Wednesday, April 3, 2013

What do students do while you're telling a story

This post is to answer a very good question posed to me by a teacher.  "What do you do while listening to a story besides respond?"  Well, responding is the main thing, the most important thing, and sometimes the only thing that students are asked to do.  The key issue here is the term "listening".  Your students should not listen--they should participate.  Responding may seem to be old hat once you've done it a time or two, but it is an essential part of the process.  Responding holds them responsible.  It allows them to contribute.  It gives them the ability to be part of the story.

Now, I'm not sure whether you're talking about an oral or a written story.  I assume you're referring to a reading--a story that the students read instead of a story with actors--a written story.

When my class reads a story, I only enter in at the beginning.  I have a smartboard, so I have the story already written on the board.  The students follow along (watching the board) while I read the story for them in Spanish.  I always read to the period or comma, then I stop.  At the beginning of the year, I tell them that it's important to ask me for any words that they don't know, and I praise them when they do.  I then translate the word and write the English on top of the Spanish.  To me, this is the most important part, since it gives them immediate translation so they won't feel that they can't read the story.  At this point of the year, I just pause and they ask.  If nobody asks and I'm pretty sure they don't know a word, I ask what the word means.  If some know and some don't, I take a translation and write it.  Otherwise, I say it and write it.
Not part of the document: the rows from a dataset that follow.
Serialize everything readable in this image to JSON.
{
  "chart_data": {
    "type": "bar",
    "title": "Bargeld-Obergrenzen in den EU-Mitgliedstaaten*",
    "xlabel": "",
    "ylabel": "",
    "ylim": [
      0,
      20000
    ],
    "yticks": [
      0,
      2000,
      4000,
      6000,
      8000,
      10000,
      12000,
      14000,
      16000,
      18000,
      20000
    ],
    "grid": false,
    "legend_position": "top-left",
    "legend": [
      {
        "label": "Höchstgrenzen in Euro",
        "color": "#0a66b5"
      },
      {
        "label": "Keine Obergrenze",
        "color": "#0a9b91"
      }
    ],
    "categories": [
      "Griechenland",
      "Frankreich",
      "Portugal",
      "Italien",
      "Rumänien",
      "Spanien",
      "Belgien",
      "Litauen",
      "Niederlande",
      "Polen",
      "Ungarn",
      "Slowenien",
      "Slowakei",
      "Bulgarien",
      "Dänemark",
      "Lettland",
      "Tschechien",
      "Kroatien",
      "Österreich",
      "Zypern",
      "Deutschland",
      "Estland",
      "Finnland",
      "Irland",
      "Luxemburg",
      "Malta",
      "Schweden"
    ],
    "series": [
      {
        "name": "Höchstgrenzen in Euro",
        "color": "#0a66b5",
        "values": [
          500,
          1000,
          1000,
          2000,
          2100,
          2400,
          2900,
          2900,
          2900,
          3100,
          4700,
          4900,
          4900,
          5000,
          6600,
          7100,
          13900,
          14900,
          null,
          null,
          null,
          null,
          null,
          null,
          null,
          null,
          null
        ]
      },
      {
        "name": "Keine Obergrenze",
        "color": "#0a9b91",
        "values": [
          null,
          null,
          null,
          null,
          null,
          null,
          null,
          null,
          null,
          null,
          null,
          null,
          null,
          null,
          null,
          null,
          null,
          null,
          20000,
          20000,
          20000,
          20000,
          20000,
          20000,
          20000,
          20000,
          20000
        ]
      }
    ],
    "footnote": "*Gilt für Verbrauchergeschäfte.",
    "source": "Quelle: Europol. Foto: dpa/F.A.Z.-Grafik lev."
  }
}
After I have finished reading, the class reads together in groups of two.  One student reads in Spanish and the other translates.  They switch roles after every sentence.  1-L2, 2-L1, L2, 1-L1, L2 etc.  I then use either my victim cards or my seating chart to call on individual students to translate.  They do get a grade for this, although I stop doing that around this time of the year.  The grade is a participation grade.

When the students have translated the entire paragraph, you go back and ask the story just as you would have on a retell of any other story.  There are lots of things that you can do at this point:  t/f, fill in the blank, add to the story, do a comparison story, etc.  Once you finish this, I might ask someone to tell me one event from the story.  They can't start at the beginning.  Then I will ask someone else to tell me something that happened before that.  The next person will add something that happened in between the two events.  And so on.

In an oral story, the students have much more buy-in if you ask the story.  Don't start, there was a boy named Brian.  Start, there was a boy. what was his name?  Where did he live? Who was in his family? How big was his house?  etc.  These all give the kids buy-in.  Once you get to the tie-in, you can keep them alongside through circling and using the question words.

John knew how to speak Spanish.  Class, did John know how to speak Spanish?  Did John know how to speak Spanish or Greek?  Did John know how to speak Greek?  No, he knew how to speak Spanish.  How many years did it take for John to know how to speak Spanish?  How many years will it take for you to know how to speak Spanish.  Does John's dog know how to speak Spanish?  Who else in John's family knows how to speak Spanish?  John has a Greek girlfriend.  Next year, do you think that John will know how to speak Greek?  Why does John know how to speak Spanish when he has a Greek girlfriend, etc.

You can get lots of responses this way.  I think the major thing to remember is that the story is important, yes, but not nearly as important as getting reps of the words.  You can veer away from the story and find yourself in a whole new story that is your students' creation.  That's true success.